Pues ni una cosa, ni la otra. Habíamos caído en la embrujante tentación de la comodidad y la conveniencia, habiendo sido, tanto Jose como yo, criados bajo la política del “acostumbrarse a lo que hay”. Afortunadamente, al iluminado consejo de mi prima, siguieron otras situaciones que nos permitieron darnos cuenta -a tiempo, para mayor gracia- que menos hace más cuando se trata de niños, y que la comodidad no es andar arrastrando un bolso con 150 aparatejos inútiles que a la larga sólo terminarán convirtiendo a esa criaturita un ser humano de muy alto mantenimiento.

El nacimiento de mi hija no fue lo sencillo que todas las madres soñamos. Ciertas complicaciones pulmonares requirieron una estadía de varios días en la unidad de cuidados intensivos para recién nacidos. Allí, entre enfermeras, incubadoras, y mucho ruido, hice mis primeras pasantías en la maternidad y descubrí cuán aprehensiva era frente a esa criaturita que había salido de mí, lo insegura y vulnerable que era ante ella y lo inútil que ante su situación resultaba el arsenal de novedades que tan atinadamente creíamos haber adquirido sólo unos pocos meses antes. Con las enfermeras del NICU y con la que luego nos visitó en casa durante casi dos semanas, aprendí que son los cuidados y no los objetos, lo que hace la diferencia. Que no hace falta armarse de una artillería de desinfectantes y aparatos esterilizadores cuando existen el vinagre y el agua caliente, y que para dormir lo que hace falta es sueño, y no lucecitas tenues o música clásica.
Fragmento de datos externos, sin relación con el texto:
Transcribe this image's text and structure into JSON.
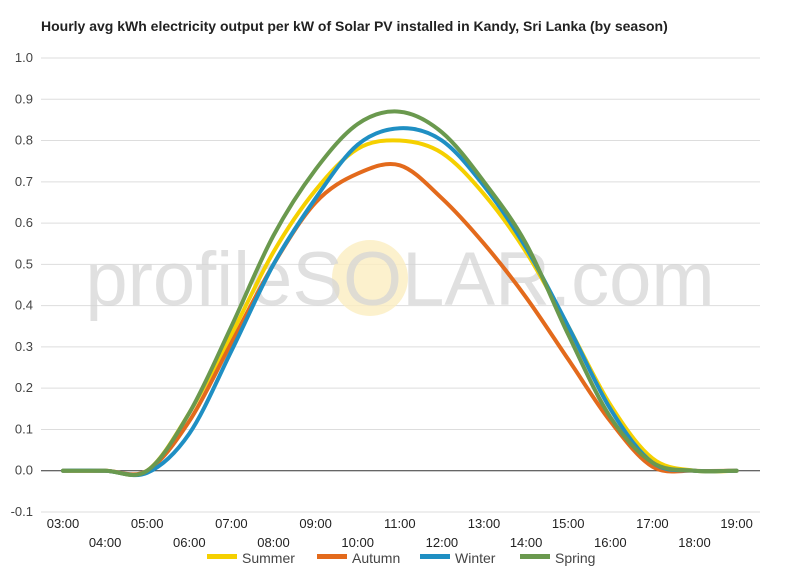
{
  "chart_data": {
    "type": "line",
    "title": "Hourly avg kWh electricity output per kW of Solar PV installed in Kandy, Sri Lanka (by season)",
    "xlabel": "",
    "ylabel": "",
    "ylim": [
      -0.1,
      1.0
    ],
    "yticks": [
      "1.0",
      "0.9",
      "0.8",
      "0.7",
      "0.6",
      "0.5",
      "0.4",
      "0.3",
      "0.2",
      "0.1",
      "0.0",
      "-0.1"
    ],
    "categories": [
      "03:00",
      "04:00",
      "05:00",
      "06:00",
      "07:00",
      "08:00",
      "09:00",
      "10:00",
      "11:00",
      "12:00",
      "13:00",
      "14:00",
      "15:00",
      "16:00",
      "17:00",
      "18:00",
      "19:00"
    ],
    "grid": true,
    "legend_position": "bottom",
    "series": [
      {
        "name": "Summer",
        "color": "#f5d000",
        "values": [
          0.0,
          0.0,
          0.0,
          0.14,
          0.33,
          0.53,
          0.68,
          0.78,
          0.8,
          0.77,
          0.67,
          0.53,
          0.35,
          0.16,
          0.03,
          0.0,
          0.0
        ]
      },
      {
        "name": "Autumn",
        "color": "#e36a1c",
        "values": [
          0.0,
          0.0,
          0.0,
          0.12,
          0.31,
          0.5,
          0.65,
          0.72,
          0.74,
          0.66,
          0.55,
          0.42,
          0.27,
          0.12,
          0.01,
          0.0,
          0.0
        ]
      },
      {
        "name": "Winter",
        "color": "#1f8fc3",
        "values": [
          0.0,
          0.0,
          -0.005,
          0.09,
          0.29,
          0.5,
          0.66,
          0.79,
          0.83,
          0.8,
          0.69,
          0.54,
          0.35,
          0.15,
          0.02,
          0.0,
          0.0
        ]
      },
      {
        "name": "Spring",
        "color": "#6a994e",
        "values": [
          0.0,
          0.0,
          0.0,
          0.14,
          0.35,
          0.57,
          0.73,
          0.84,
          0.87,
          0.82,
          0.7,
          0.55,
          0.33,
          0.13,
          0.02,
          0.0,
          0.0
        ]
      }
    ]
  },
  "watermark": {
    "text": "profileSOLAR.com"
  }
}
Antes de que mi hija cumpliera su primer mes, habíamos devuelto la mitad de esos aparentemente indispensables objetos. Creció tomando su fórmula mezclada en agua natural, en los teteros más económicos posibles, bañándose en el lavaplatos (como mi mami me solía bañar a mí), durmiéndose en su cuna desde su llegada a casa. Sus teteros y chupones los desinfectábamos en la máquina de lavar platos, y cuando la regla de los 5 segundos no podía aplicarse, acudíamos (aún lo hacemos) al vinagre blanco, el mejor desinfectante natural y totalmente inocuo. Creció entendiendo el cambio como un proceso natural, aprendiendo a adaptarse a él y sacándole el mayor provecho, siendo capaz de inventar juegos imaginarios cuando no hay juguetes a mano, de dormirse ante casi cualquier circunstancia y en cualquier lugar, de entretenerse con o sin nuestra atención, de integrarse a nuevos grupos y actividades con la mayor naturalidad.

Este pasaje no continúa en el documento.